Bei einer Neuwagen Finanzierung ist eine Vollkasko in der Regel sogar obligatorisch, da keine Bank nach einem Totalschaden Verlust machen möchte. Genauso wenig macht es Sinn, den Kredit für ein Fahrzeug jahrelang abzuzahlen, das nach einem Totalschaden nicht mehr gefahren werden kann. Neben Neuwagen sind es, wenn man rein nach der Statistik geht, vor allem Fahranfänger denen man die Vollkasko empfehlen kann, da sie statistisch die meisten Unfälle verursachen und die meisten Reparaturkosten haben.

 
 
Wie kann ich von Voll- auf Teilkasko wechseln?
 
 

Einige Autofahrer wollen um Geld zu sparen von einer Vollkasko Versicherung in eine Teilkaskoversicherung wechseln. Doch hier sollte man gut überlegen, ob sich eine Teilkasko überhaupt noch lohnt. Denn wer sein Fahrzeug nicht gegen selbst verschuldeten Totalschaden absichert, braucht es unter Umständen auch gar nicht auf Diebstahl versichern. Häufig ist es sogar im Fall von Glasbruch günstiger eine gebrauchte Scheibe selbst einbauen zu lassen ehe man die Eigenbeteiligung zahlt, die höher ist.

 
 
Von Vollkasko auf Teilkasko wechseln – Kaskowechsel im Frühling am sinnvollsten
 
 

Da im Winter das Unfallrisiko am höchsten ist, wechseln die meisten Autofahrer im Frühjahr auf Teilkasko. Den Wechsel auf Teilkasko sollte man frühestens ein Jahr nach Abschluss der Vollkasko machen. Der Wechsel ist in der Regel dann empfehlenswert wenn das Fahrzeug älter als vier oder fünf Jahre ist und man die Geldreserven hätte sich ein neues Auto anzuschaffen (wenn man darauf angewiesen ist).

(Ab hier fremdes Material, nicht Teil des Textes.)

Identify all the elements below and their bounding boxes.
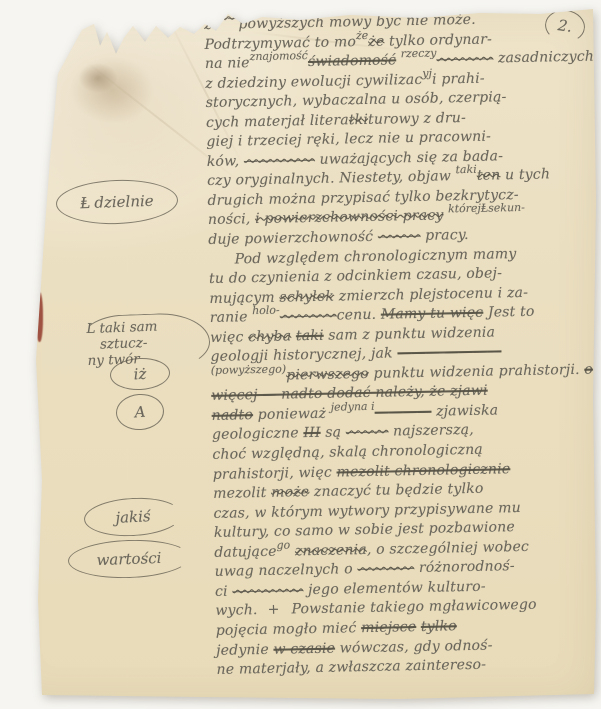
insertion-mark: L: [86, 321, 96, 353]
handwritten-text: pojęcia mogło mieć: [216, 620, 362, 639]
struck-text: miejsce: [361, 619, 416, 636]
handwritten-text: ponieważ: [253, 406, 331, 423]
struck-text: pierwszego: [286, 366, 369, 384]
margin-note-text: wartości: [96, 549, 162, 569]
handwritten-text: wych.: [215, 602, 258, 619]
handwritten-text: turowy z dru-: [368, 110, 466, 128]
handwritten-text: kultury, co samo w sobie jest pozbawione: [214, 519, 515, 541]
handwritten-text: jego elementów kulturo-: [303, 579, 486, 598]
inserted-text: że: [356, 28, 369, 41]
struck-text: że: [368, 33, 384, 49]
handwritten-text: z: [204, 17, 217, 33]
handwritten-text: zasadniczych: [493, 49, 594, 67]
handwritten-text: uwag naczelnych o: [215, 561, 358, 580]
handwritten-text: storycznych, wybaczalna u osób, czerpią-: [206, 89, 507, 111]
handwritten-text: pracy.: [420, 227, 469, 244]
handwritten-text: , o szczególniej wobec: [367, 539, 529, 558]
struck-text: Mamy tu więc: [381, 305, 484, 323]
handwritten-text: datujące: [214, 543, 277, 560]
struck-text: nadto: [212, 407, 254, 424]
margin-note-text: iż: [133, 365, 147, 384]
margin-note-text: A: [134, 403, 146, 422]
handwritten-text: Jest to: [483, 304, 535, 321]
inserted-text: rzeczy: [401, 47, 437, 61]
margin-note-text: taki sam sztucz-: [99, 317, 209, 353]
torn-paper-sheet: 2. Ⱡ dzielnie L taki sam sztucz- ny twór…: [0, 0, 601, 709]
struck-text: tki: [349, 112, 368, 128]
inserted-text: holo-: [252, 304, 280, 318]
handwritten-text: najszerszą,: [388, 422, 474, 440]
handwritten-text: mezolit: [213, 485, 271, 502]
insertion-mark: Ⱡ: [80, 194, 91, 212]
handwritten-text: wówczas, gdy odnoś-: [335, 637, 493, 656]
handwritten-text: prahistorji, więc: [213, 464, 337, 482]
inserted-text: go: [276, 538, 290, 551]
handwritten-text: znaczyć tu będzie tylko: [309, 481, 484, 500]
struck-text: o: [584, 361, 593, 377]
handwritten-text: z dziedziny ewolucji cywilizac: [205, 71, 422, 91]
handwritten-text: giej i trzeciej ręki, lecz nie u pracown…: [206, 129, 491, 150]
handwritten-text: zjawiska: [431, 402, 498, 419]
handwritten-text: różnorodnoś-: [414, 558, 515, 576]
handwritten-text: geologji historycznej, jak: [210, 346, 397, 366]
handwritten-text: u tych: [500, 167, 550, 184]
paper-shadow: 2. Ⱡ dzielnie L taki sam sztucz- ny twór…: [0, 0, 601, 709]
struck-text: w czasie: [273, 640, 335, 657]
struck-text: ———: [378, 228, 421, 245]
inserted-text: yj: [422, 66, 432, 79]
handwritten-text: sam z punktu widzenia: [324, 324, 496, 343]
handwritten-text: ności,: [208, 212, 256, 229]
handwritten-text: geologiczne: [212, 426, 304, 444]
red-edge-mark: [36, 292, 43, 342]
manuscript-text-column: z ——powyższych mowy być nie może.Podtrzy…: [204, 8, 601, 680]
margin-note-dzielnie: Ⱡ dzielnie: [55, 178, 178, 226]
inserted-text: znajomość: [249, 49, 308, 63]
inserted-text: sekun-: [488, 201, 525, 215]
handwritten-text: Powstanie takiego mgławicowego: [291, 597, 536, 618]
struck-text: schyłek: [279, 288, 334, 305]
handwritten-text: są: [320, 425, 346, 441]
margin-note-text: dzielnie: [94, 192, 154, 212]
handwritten-text: +: [267, 602, 279, 618]
inserted-text: taki: [455, 163, 476, 176]
handwritten-text: czy oryginalnych. Niestety, objaw: [207, 169, 456, 190]
handwritten-text: duje powierzchowność: [208, 229, 378, 248]
struck-text: III: [303, 425, 321, 441]
handwritten-text: na nie: [205, 55, 250, 72]
margin-note-a: A: [115, 392, 165, 431]
struck-text: mezolit chronologicznie: [336, 461, 510, 480]
handwritten-text: cych materjał litera: [206, 112, 349, 131]
handwritten-text: jedynie: [216, 641, 274, 658]
struck-text: ————: [375, 404, 432, 421]
struck-text: może: [271, 484, 309, 501]
inserted-text: jedyna i: [331, 400, 375, 414]
handwritten-text: ne materjały, a zwłaszcza zaintereso-: [216, 657, 486, 678]
scanned-manuscript-page: 2. Ⱡ dzielnie L taki sam sztucz- ny twór…: [0, 0, 601, 709]
struck-text: świadomość: [308, 52, 396, 70]
struck-text: ten: [477, 168, 501, 184]
struck-text: taki: [296, 328, 324, 345]
struck-text: ——— ————: [397, 344, 501, 362]
struck-text: —————: [244, 152, 315, 169]
inserted-text: której: [448, 202, 481, 216]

Am einfachsten ist der Wechsel natürlich wenn man beim gleichen Versicherer bleibt. Achten Sie hier immer darauf, dass Sie mit dem Wechsel unter Umständen einen neuen Fünf-Jahres-Vertrag abschließen mit entsprechender Laufzeit. Hier können Sie auch ein anderes Kündigungsrecht verhandeln und auf die Kulanz des Versicherers hoffen.